When you zoom into details simple bounding box check if the triangle is visible to avoid drawing invisible objects. When user zoom all, you should apply some algorithm of polyline simplification http://www.softsurfer.com/Archive/algorithm_0205/algorithm_0205.htm to avoid have too many things to draw.
This guy had your same problem, and this might help (here are the sources).
Yes, as Felice alludes to, simplifying the problem-set is the name of the game. There are obvious limits to hardware and algorithms, so the only way to draw "more stuff" is actually to draw "less stuff".
You can use techniques such as dividing your scene into an OctTree so that you can do View Frustrum Culling. There are tons of techniques for scaling out what you're drawing. One of my favorites is the use of impostors to create a composite scene which is easier to draw. Here's a paper which explains the technique: http://academic.research.microsoft.com/Paper/1241430.aspx
Impostors are image-based primitives commonly used to replace complex *geometry* in order to reduce the rendering time needed for displaying complex scenes.
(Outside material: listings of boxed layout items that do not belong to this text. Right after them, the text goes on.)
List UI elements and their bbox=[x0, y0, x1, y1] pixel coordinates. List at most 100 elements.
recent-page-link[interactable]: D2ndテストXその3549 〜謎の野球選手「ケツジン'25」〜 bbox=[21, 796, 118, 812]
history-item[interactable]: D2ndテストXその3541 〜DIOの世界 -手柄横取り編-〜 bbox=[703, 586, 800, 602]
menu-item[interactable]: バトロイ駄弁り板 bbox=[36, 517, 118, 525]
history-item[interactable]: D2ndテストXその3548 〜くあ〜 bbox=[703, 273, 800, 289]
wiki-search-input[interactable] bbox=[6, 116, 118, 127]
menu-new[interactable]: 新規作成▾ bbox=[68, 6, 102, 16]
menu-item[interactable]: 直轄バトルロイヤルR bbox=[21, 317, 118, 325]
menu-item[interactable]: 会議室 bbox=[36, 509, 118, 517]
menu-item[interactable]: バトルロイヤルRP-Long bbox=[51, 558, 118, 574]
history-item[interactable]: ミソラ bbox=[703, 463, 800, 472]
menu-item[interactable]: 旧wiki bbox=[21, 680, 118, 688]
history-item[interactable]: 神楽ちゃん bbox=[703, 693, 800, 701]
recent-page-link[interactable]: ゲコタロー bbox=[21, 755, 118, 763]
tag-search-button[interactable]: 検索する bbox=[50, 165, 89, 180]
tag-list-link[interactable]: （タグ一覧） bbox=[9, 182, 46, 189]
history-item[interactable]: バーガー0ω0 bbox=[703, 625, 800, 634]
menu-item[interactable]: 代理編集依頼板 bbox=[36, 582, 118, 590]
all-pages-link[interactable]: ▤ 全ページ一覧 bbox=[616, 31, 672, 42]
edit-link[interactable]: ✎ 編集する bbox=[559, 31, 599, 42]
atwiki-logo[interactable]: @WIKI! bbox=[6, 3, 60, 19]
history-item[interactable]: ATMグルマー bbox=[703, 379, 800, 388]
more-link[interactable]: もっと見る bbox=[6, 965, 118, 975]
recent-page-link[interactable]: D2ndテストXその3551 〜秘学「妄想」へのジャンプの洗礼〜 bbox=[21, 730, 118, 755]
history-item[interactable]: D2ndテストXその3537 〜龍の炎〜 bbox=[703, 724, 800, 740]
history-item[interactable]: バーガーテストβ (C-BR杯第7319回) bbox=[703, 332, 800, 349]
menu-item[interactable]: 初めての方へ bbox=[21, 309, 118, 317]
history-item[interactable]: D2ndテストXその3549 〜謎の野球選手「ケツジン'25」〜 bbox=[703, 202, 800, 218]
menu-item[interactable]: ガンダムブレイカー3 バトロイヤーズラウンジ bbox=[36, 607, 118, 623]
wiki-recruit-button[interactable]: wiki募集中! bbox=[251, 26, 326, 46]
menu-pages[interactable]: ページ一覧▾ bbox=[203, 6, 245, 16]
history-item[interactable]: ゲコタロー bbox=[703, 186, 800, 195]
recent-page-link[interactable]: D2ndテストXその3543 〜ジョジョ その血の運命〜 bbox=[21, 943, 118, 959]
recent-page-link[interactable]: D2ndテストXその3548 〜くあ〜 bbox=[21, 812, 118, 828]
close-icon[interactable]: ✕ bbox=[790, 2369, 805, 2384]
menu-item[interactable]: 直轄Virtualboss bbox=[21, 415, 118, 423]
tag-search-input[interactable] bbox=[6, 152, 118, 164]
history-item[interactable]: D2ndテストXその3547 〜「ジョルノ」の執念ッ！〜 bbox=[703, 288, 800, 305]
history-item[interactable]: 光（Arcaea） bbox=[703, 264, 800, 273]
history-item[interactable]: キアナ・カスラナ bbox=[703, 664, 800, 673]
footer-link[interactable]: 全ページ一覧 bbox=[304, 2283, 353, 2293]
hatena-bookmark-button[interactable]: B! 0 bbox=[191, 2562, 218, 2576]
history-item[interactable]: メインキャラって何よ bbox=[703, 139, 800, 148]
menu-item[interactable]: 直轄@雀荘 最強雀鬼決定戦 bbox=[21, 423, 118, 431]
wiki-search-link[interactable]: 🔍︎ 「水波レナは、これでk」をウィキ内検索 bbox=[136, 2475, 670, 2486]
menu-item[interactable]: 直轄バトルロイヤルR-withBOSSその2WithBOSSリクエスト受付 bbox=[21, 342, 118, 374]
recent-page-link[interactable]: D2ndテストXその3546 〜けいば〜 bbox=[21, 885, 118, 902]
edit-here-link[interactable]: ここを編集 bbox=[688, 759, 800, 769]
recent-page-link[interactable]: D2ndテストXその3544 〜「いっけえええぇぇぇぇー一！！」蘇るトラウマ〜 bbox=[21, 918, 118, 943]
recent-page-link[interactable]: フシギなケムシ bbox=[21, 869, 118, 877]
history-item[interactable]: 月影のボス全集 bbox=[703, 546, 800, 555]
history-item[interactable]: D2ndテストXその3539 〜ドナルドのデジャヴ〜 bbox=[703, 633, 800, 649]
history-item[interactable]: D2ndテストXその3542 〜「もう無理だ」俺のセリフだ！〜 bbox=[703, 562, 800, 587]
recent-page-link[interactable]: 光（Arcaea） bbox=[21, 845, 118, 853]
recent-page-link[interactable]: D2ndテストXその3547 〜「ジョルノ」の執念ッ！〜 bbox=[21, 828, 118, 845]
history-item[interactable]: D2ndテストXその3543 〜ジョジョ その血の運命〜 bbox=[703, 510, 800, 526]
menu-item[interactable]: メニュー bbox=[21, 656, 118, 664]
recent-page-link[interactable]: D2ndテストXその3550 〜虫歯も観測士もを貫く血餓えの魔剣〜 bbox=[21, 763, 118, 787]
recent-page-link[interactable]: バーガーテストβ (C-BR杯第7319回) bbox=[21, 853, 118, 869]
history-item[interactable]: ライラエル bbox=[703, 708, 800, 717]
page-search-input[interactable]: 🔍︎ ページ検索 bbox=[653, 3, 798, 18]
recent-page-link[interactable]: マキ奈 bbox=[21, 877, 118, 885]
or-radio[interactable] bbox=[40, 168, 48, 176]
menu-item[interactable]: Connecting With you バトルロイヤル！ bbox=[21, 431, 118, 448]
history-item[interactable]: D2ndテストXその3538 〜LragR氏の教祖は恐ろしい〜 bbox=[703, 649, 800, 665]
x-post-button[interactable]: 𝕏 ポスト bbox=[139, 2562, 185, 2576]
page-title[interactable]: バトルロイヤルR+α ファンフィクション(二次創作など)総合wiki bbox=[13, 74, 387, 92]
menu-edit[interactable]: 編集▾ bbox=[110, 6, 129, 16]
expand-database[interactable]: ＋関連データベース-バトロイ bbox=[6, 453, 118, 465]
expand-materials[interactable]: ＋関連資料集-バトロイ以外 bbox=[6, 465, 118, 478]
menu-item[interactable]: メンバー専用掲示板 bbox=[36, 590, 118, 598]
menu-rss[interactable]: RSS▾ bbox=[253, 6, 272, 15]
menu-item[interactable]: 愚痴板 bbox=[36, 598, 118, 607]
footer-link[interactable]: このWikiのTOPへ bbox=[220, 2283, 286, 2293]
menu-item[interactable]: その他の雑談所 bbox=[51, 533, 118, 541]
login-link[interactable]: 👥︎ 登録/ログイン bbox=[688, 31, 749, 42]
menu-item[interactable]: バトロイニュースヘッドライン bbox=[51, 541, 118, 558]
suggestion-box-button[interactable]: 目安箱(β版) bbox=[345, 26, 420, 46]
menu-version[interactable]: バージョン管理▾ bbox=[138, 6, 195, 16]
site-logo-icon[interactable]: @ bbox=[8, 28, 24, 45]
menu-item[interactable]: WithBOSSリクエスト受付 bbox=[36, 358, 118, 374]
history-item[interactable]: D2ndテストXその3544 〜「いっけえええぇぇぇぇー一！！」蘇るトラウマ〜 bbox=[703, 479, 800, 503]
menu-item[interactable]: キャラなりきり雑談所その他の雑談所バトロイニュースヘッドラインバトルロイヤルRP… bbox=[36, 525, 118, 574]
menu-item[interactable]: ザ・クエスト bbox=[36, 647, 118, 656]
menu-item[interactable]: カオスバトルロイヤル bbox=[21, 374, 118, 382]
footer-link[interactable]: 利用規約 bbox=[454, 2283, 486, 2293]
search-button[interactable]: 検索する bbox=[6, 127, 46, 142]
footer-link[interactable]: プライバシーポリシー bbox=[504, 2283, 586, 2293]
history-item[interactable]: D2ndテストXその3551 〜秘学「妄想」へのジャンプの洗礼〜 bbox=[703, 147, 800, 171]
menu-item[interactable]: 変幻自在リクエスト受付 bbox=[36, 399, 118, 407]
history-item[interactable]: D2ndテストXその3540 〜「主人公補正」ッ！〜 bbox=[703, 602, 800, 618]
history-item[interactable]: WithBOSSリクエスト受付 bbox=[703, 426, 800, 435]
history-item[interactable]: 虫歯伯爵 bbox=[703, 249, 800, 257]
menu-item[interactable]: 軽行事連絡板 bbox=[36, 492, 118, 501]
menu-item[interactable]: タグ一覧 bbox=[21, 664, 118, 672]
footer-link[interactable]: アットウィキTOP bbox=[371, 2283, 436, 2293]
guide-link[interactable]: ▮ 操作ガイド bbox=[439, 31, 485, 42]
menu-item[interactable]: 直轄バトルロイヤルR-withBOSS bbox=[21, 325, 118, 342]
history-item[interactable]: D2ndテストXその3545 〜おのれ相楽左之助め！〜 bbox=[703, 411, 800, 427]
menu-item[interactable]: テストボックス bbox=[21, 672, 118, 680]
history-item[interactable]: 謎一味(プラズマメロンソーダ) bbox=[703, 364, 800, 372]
However, a big problem is the huge amount of memory required for impostors. This paper presents an algorithm that automatically places impostors into a scene so that a desired frame rate image quality is always met, while at the same time not requiring enormous amounts of impostor memory. The low memory requirements are provided by a new placement method and through the simultaneous use of other acceleration techniques like visibility culling and geometric levels of detail.